The IMF’s latest World Economic Outlook (WEO) kept its global growth forecast unchanged at 3 per cent for 2023 while paring down the 2024 projection by 10 basis points to 2.9 per cent.
“Growth in India is projected to remain strong, at 6.3 per cent in both 2023 (FY24) and 2024 (FY25), with an upward revision of 0.2 percentage point for 2023 (FY24), reflecting stronger-than-expected consumption during April-June,” said IMF.
In its July WEO, the IMF had projected a growth rate of 6.1 per cent for India in FY24, a 0.2 percentage point upward revision compared with the April projection driven by strong domestic investment.
Earlier this month, the World Bank too said its economic growth forecast for India remains at 6.3 per cent, underpinned by strong investment growth.
Both the finance ministry and Reserve Bank of India (RBI) have retained their 6.5 per cent GDP growth estimate for FY24.
On inflation, the IMF report said that monetary policy projections are consistent with achieving the RBI’s inflation target over the medium term.
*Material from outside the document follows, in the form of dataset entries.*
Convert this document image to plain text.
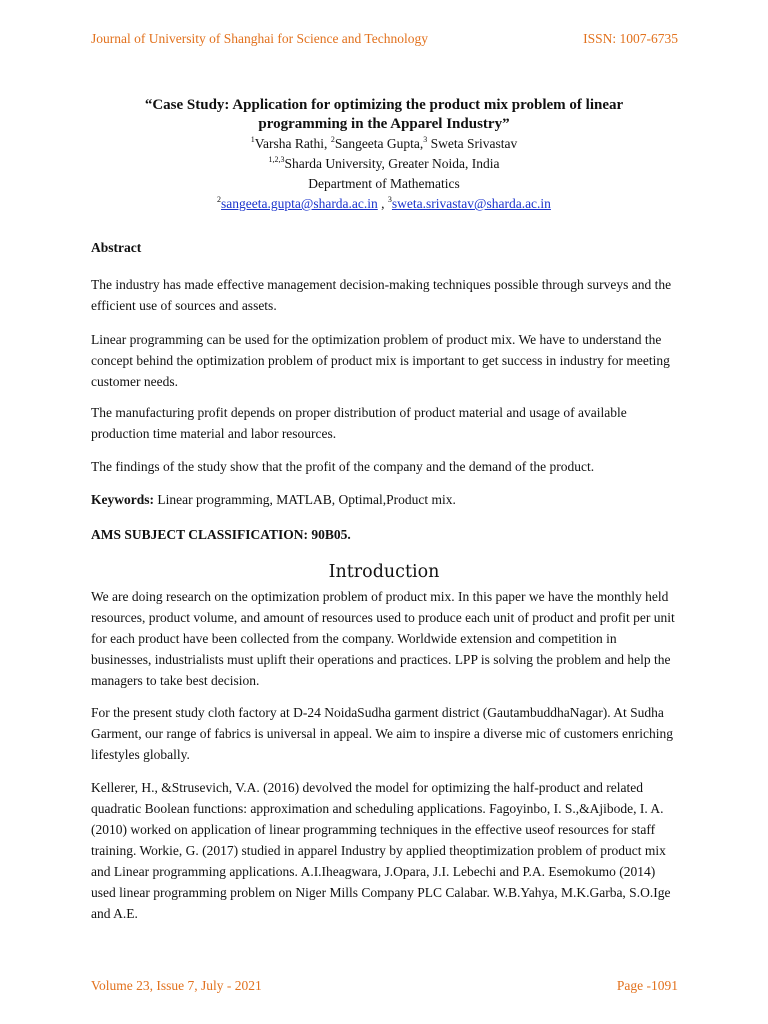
Journal of University of Shanghai for Science and Technology	ISSN: 1007-6735
“Case Study: Application for optimizing the product mix problem of linear
programming in the Apparel Industry”
$^1$Varsha Rathi, $^2$Sangeeta Gupta,$^3$ Sweta Srivastav
$^{1,2,3}$Sharda University, Greater Noida, India
Department of Mathematics
$^2$sangeeta.gupta@sharda.ac.in , $^3$sweta.srivastav@sharda.ac.in
Abstract

The industry has made effective management decision-making techniques possible through surveys and the efficient use of sources and assets.

Linear programming can be used for the optimization problem of product mix. We have to understand the concept behind the optimization problem of product mix is important to get success in industry for meeting customer needs.

The manufacturing profit depends on proper distribution of product material and usage of available production time material and labor resources.

The findings of the study show that the profit of the company and the demand of the product.

Keywords: Linear programming, MATLAB, Optimal,Product mix.

AMS SUBJECT CLASSIFICATION: 90B05.

Introduction

We are doing research on the optimization problem of product mix. In this paper we have the monthly held resources, product volume, and amount of resources used to produce each unit of product and profit per unit for each product have been collected from the company. Worldwide extension and competition in businesses, industrialists must uplift their operations and practices. LPP is solving the problem and help the managers to take best decision.

For the present study cloth factory at D-24 NoidaSudha garment district (GautambuddhaNagar). At Sudha Garment, our range of fabrics is universal in appeal. We aim to inspire a diverse mic of customers enriching lifestyles globally.

Kellerer, H., &Strusevich, V.A. (2016) devolved the model for optimizing the half-product and related quadratic Boolean functions: approximation and scheduling applications. Fagoyinbo, I. S.,&Ajibode, I. A. (2010) worked on application of linear programming techniques in the effective useof resources for staff training. Workie, G. (2017) studied in apparel Industry by applied theoptimization problem of product mix and Linear programming applications. A.I.Iheagwara, J.Opara, J.I. Lebechi and P.A. Esemokumo (2014) used linear programming problem on Niger Mills Company PLC Calabar. W.B.Yahya, M.K.Garba, S.O.Ige and A.E.

Volume 23, Issue 7, July - 2021	Page -1091
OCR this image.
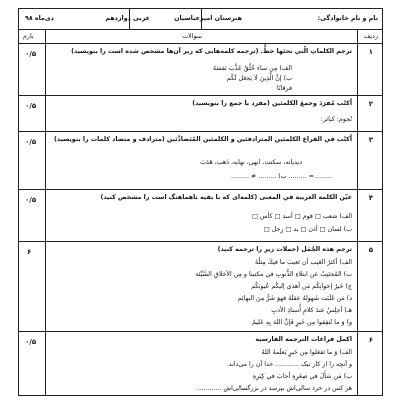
نام و نام خانوادگی:
هنرستان امیرعباسیان
عربی دوازدهم
دی‌ماه ۹۸
ردیف
سوالات
بارم
۱
ترجم الكلماتِ الّتي تحتَها خطٌّ. (ترجمه کلمه‌هایی که زیر آن‌ها مشخص شده است را بنویسید)
الف) مِن ساءَ خُلُقُ عَذَّبَ نَفسَهُ
ب) إنَّ الَّذِينَ لَا يَجعَل لَكُم
فرقانًا
۰/۵
۲
اُكتُب مُفرَدَ وجمعَ الكلمتَين (مفرد یا جمع را بنویسید)
نُجوم: كبائر:
۰/۵
۳
اُكتُب في الفراغ الكلمتَين المترادفتَين و الكلمتَين المُتَضادَّتَين (مترادف و متضاد کلمات را بنویسید)
دیدیانه، سکتت، انهی، نهایه، ذَهب، هَدَبَ
.........= ......... ب) ......... ≠ .........
۰/۵
۴
عيّن الكلمة الغريبة في المعنى (کلمه‌ای که با بقیه ناهماهنگ است را مشخص کنید)
الف) شعب □ قوم □ أسد □ كأس □
ب) لسان □ أذن □ يد □ رِجل □
۰/۵
۵
ترجم هذه الجُمَل (جملات زیر را ترجمه کنید)
الف) أكثرُ العَيب أن تَعيبَ ما فيكَ مِثلُهُ
ب) المُجتَنِبُ عن ابتلاءِ الذُّنوبِ في مكتبنا و مِن الأخلاقِ السَّيِّئة
ج) خَيرُ إخوانِكُم مَن أهدى إليكُم عُيوبَكُم
د) مَن غَلَبَت شَهوتُهُ عقلَهُ فهوَ شَرٌّ مِنَ البهائِم
هـ) أجلِسُ عندَ كلامِ أُستاذِ الأدبِ
و) وَ ما تُنفِقوا مِن خَيرٍ فَإنَّ اللهَ بِهِ عَليمٌ
۶
۶
اكمل فراغات الترجمة الفارسية
الف) وَ ما تَفعَلوا مِن خَيرٍ يَعلَمهُ اللهُ
و آنچه را از کار نیک ............ خدا آن را می‌داند.
ب) مَن سَأَلَ في صِغَرِهِ أجابَ في كِبَرِهِ
هر کس در خرد سالی‌اش بپرسد در بزرگسالی‌اش ............
۰/۵
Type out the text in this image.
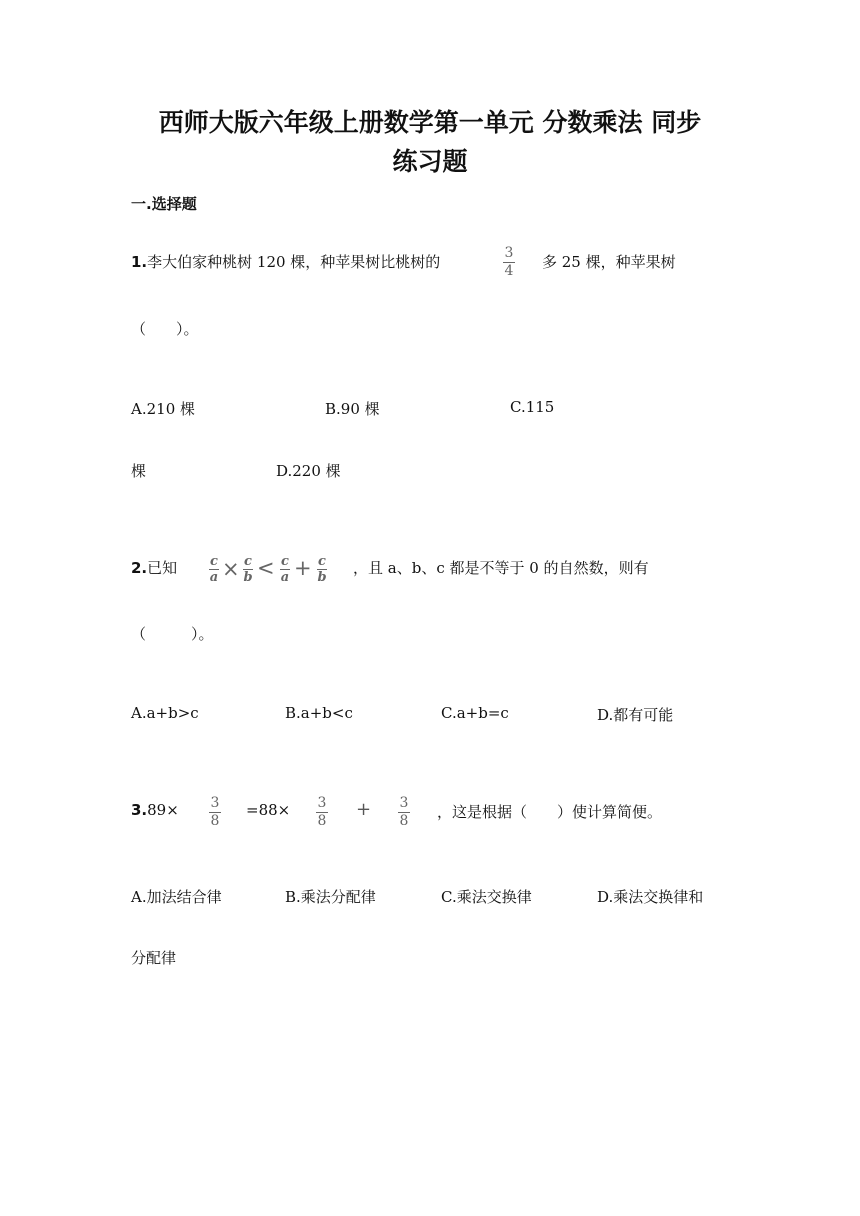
西师大版六年级上册数学第一单元 分数乘法 同步
练习题
一.选择题
1.李大伯家种桃树 120 棵，种苹果树比桃树的	3
4 多 25 棵，种苹果树
（　　）。
A.210 棵	B.90 棵	C.115
棵	D.220 棵
2.已知	c
a × c
b < c
a + c
b
，且 a、b、c 都是不等于 0 的自然数，则有
（　　　）。
A.a+b>c	B.a+b<c	C.a+b=c	D.都有可能
3.89× 3
8
=88× 3
8
+ 3
8 ，这是根据（　　）使计算简便。
A.加法结合律	B.乘法分配律	C.乘法交换律	D.乘法交换律和
分配律
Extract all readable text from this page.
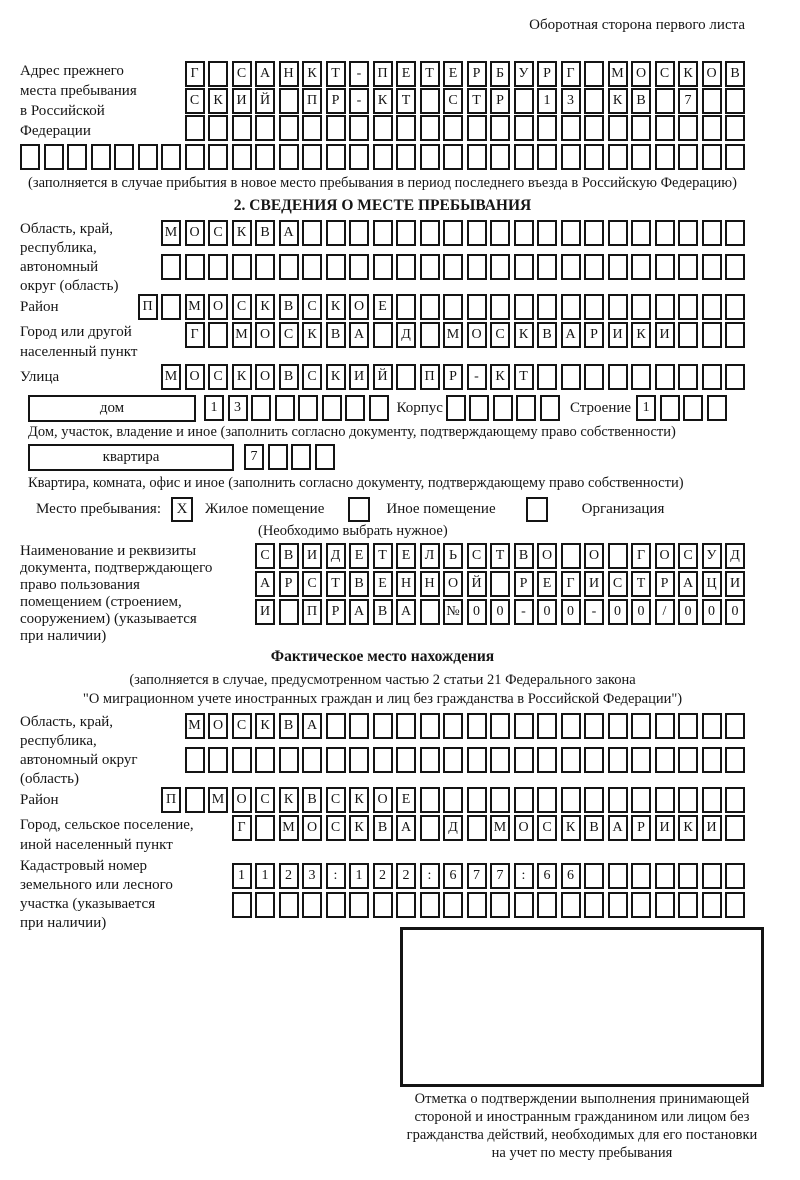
Оборотная сторона первого листа
Адрес прежнего
места пребывания
в Российской
Федерации
Г	С А Н К	Т	-	П	Е	Т	Е	Р	Б	У	Р	Г	М О С	К О В
С	К И Й	П	Р	-	К	Т	С	Т	Р	1	3	К	В	7
(заполняется в случае прибытия в новое место пребывания в период последнего въезда в Российскую Федерацию)
2. СВЕДЕНИЯ О МЕСТЕ ПРЕБЫВАНИЯ
Область, край,
республика,
автономный
округ (область)
М О С	К	В А
Район	П	М О С	К	В	С	К О	Е
Город или другой
населенный пункт
Г	М О С	К	В А	Д	М О С	К	В А	Р	И К И
Улица	М О С	К О В	С	К И Й	П	Р	-	К	Т
дом	1	3	Корпус	Строение 1
Дом, участок, владение и иное (заполнить согласно документу, подтверждающему право собственности)
квартира	7
Квартира, комната, офис и иное (заполнить согласно документу, подтверждающему право собственности)
Место пребывания:	X	Жилое помещение	Иное помещение	Организация
(Необходимо выбрать нужное)
Наименование и реквизиты
документа, подтверждающего
право пользования
помещением (строением,
сооружением) (указывается
при наличии)
С	В И Д	Е	Т	Е	Л	Ь	С	Т	В О	О	Г	О С У Д
А	Р	С	Т	В	Е	Н Н О Й	Р	Е	Г	И С	Т	Р	А Ц И
И	П	Р	А В А	№ 0	0	-	0	0	-	0	0	/	0	0	0
Фактическое место нахождения
(заполняется в случае, предусмотренном частью 2 статьи 21 Федерального закона
"О миграционном учете иностранных граждан и лиц без гражданства в Российской Федерации")
Область, край,
республика,
автономный округ
(область)
М О С	К	В А
Район	П	М О С	К	В	С	К О	Е
Город, сельское поселение,
иной населенный пункт
Г	М О С	К	В А	Д	М О С	К	В А	Р	И К И
Кадастровый номер
земельного или лесного
участка (указывается
при наличии)
1	1	2	3	:	1	2	2	:	6	7	7	:	6	6
Отметка о подтверждении выполнения принимающей
стороной и иностранным гражданином или лицом без
гражданства действий, необходимых для его постановки
на учет по месту пребывания
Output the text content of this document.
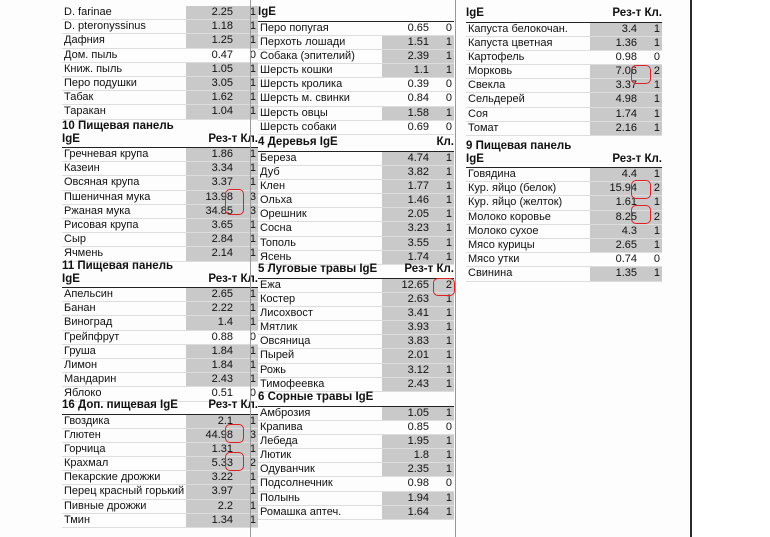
D. farinae	2.25	1
D. pteronyssinus	1.18	1
Дафния	1.25	1
Дом. пыль	0.47	0
Книж. пыль	1.05	1
Перо подушки	3.05	1
Табак	1.62	1
Таракан	1.04	1
10 Пищевая панель
IgE	Рез-т Кл.
Гречневая крупа	1.86	1
Казеин	3.34	1
Овсяная крупа	3.37	1
Пшеничная мука	13.98	3
Ржаная мука	34.85	3
Рисовая крупа	3.65	1
Сыр	2.84	1
Ячмень	2.14	1
11 Пищевая панель
IgE	Рез-т Кл.
Апельсин	2.65	1
Банан	2.22	1
Виноград	1.4	1
Грейпфрут	0.88	0
Груша	1.84	1
Лимон	1.84	1
Мандарин	2.43	1
Яблоко	0.51	0
16 Доп. пищевая IgE	Рез-т Кл.
Гвоздика	2.1	1
Глютен	44.98	3
Горчица	1.31	1
Крахмал	5.33	2
Пекарские дрожжи	3.22	1
Перец красный горький	3.97	1
Пивные дрожжи	2.2	1
Тмин	1.34	1
IgE
Перо попугая	0.65	0
Перхоть лошади	1.51	1
Собака (эпителий)	2.39	1
Шерсть кошки	1.1	1
Шерсть кролика	0.39	0
Шерсть м. свинки	0.84	0
Шерсть овцы	1.58	1
Шерсть собаки	0.69	0
4 Деревья IgE	Кл.
Береза	4.74	1
Дуб	3.82	1
Клен	1.77	1
Ольха	1.46	1
Орешник	2.05	1
Сосна	3.23	1
Тополь	3.55	1
Ясень	1.74	1
5 Луговые травы IgE	Рез-т Кл.
Ежа	12.65	2
Костер	2.63	1
Лисохвост	3.41	1
Мятлик	3.93	1
Овсяница	3.83	1
Пырей	2.01	1
Рожь	3.12	1
Тимофеевка	2.43	1
6 Сорные травы IgE
Амброзия	1.05	1
Крапива	0.85	0
Лебеда	1.95	1
Лютик	1.8	1
Одуванчик	2.35	1
Подсолнечник	0.98	0
Полынь	1.94	1
Ромашка аптеч.	1.64	1
IgE	Рез-т Кл.
Капуста белокочан.	3.4	1
Капуста цветная	1.36	1
Картофель	0.98	0
Морковь	7.06	2
Свекла	3.37	1
Сельдерей	4.98	1
Соя	1.74	1
Томат	2.16	1
9 Пищевая панель
IgE	Рез-т Кл.
Говядина	4.4	1
Кур. яйцо (белок)	15.94	2
Кур. яйцо (желток)	1.61	1
Молоко коровье	8.25	2
Молоко сухое	4.3	1
Мясо курицы	2.65	1
Мясо утки	0.74	0
Свинина	1.35	1
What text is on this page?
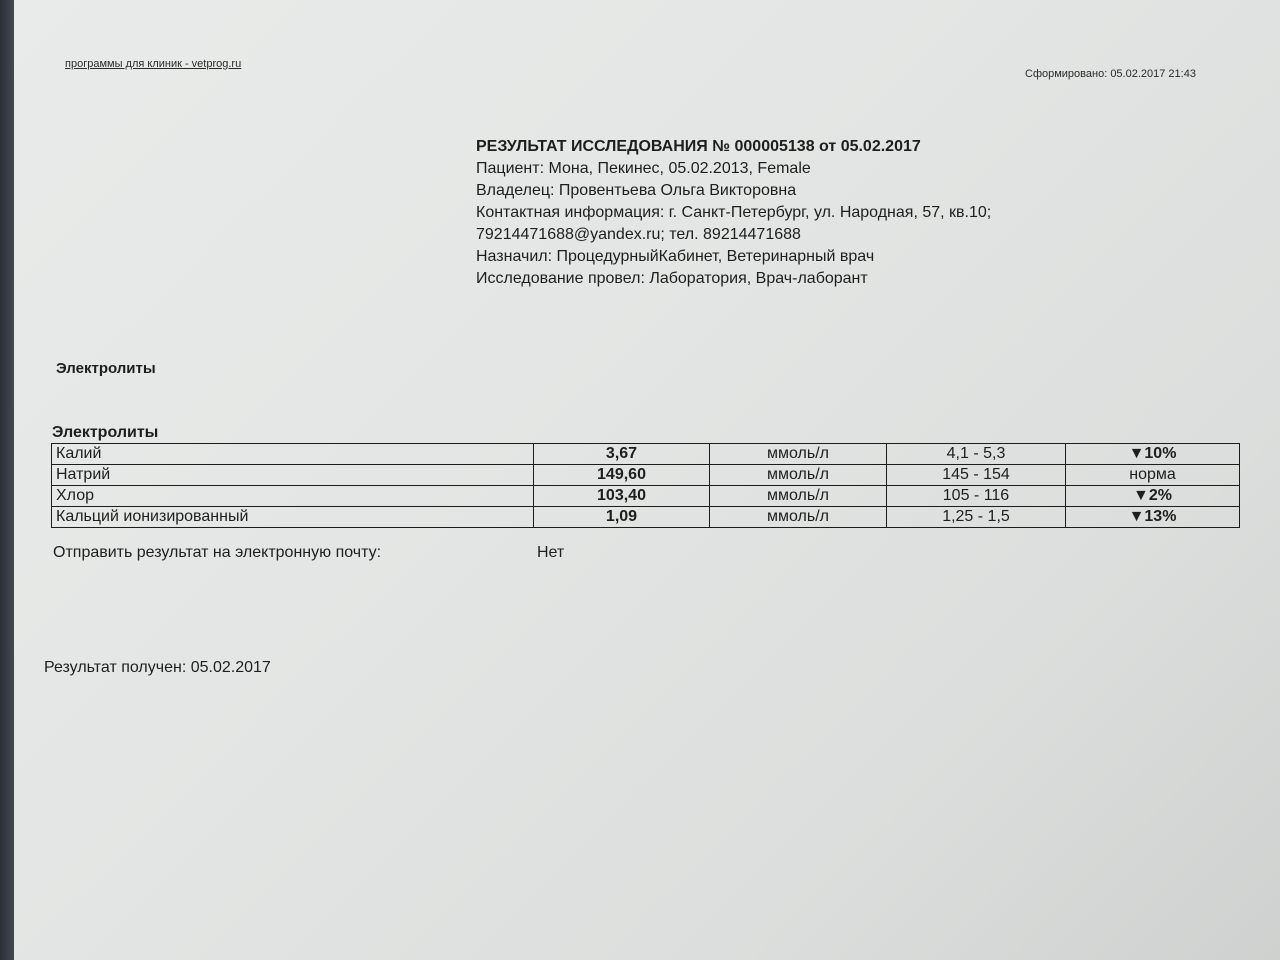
программы для клиник - vetprog.ru
Сформировано: 05.02.2017 21:43
РЕЗУЛЬТАТ ИССЛЕДОВАНИЯ № 000005138 от 05.02.2017
Пациент: Мона, Пекинес, 05.02.2013, Female
Владелец: Провентьева Ольга Викторовна
Контактная информация: г. Санкт-Петербург, ул. Народная, 57, кв.10;
79214471688@yandex.ru; тел. 89214471688
Назначил: ПроцедурныйКабинет, Ветеринарный врач
Исследование провел: Лаборатория, Врач-лаборант
Электролиты
Электролиты
Калий	3,67	ммоль/л	4,1 - 5,3	▼10%
Натрий	149,60	ммоль/л	145 - 154	норма
Хлор	103,40	ммоль/л	105 - 116	▼2%
Кальций ионизированный	1,09	ммоль/л	1,25 - 1,5	▼13%
Отправить результат на электронную почту:	Нет
Результат получен: 05.02.2017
In the monetary policy review last week, RBI Governor Shaktikanta Das said headwinds from geopolitical tensions and geoeconomic fragmentation, volatility in global financial markets, global economic slowdown, and uneven monsoon pose risks to economic outlook.
“Economic activity still falls short of its pre-pandemic path, especially in emerging markets and developing economies, and there are widening divergences among regions,” the IMF said.
It said that several forces are holding back the recovery as a result of the long-term consequences of the pandemic, the war in Ukraine, and increasing geoeconomic fragmentation.
The IMF report comes in the backdrop of the ongoing conflict between Israel and Hamas. Economists said that if the war between Israel and Hamas continued and countries such as the US and Saudi Arabia took sides then oil prices could come under pressure.
The IMF’s report took note of the increase in Russian oil shipments to countries such as India, China, Turkey and the UAE post its invasion of Ukraine.
The report said that about 35 to 40 per cent of India’s crude oil imports came from Russia during April–June 2023, a stark rise from less than 5 percent before the war in Ukraine. “While India’s oil exports (mostly petroleum products) are small relative to its oil imports (mostly crude oil), India increased its oil exports to the European Union substantially,” the WEO said.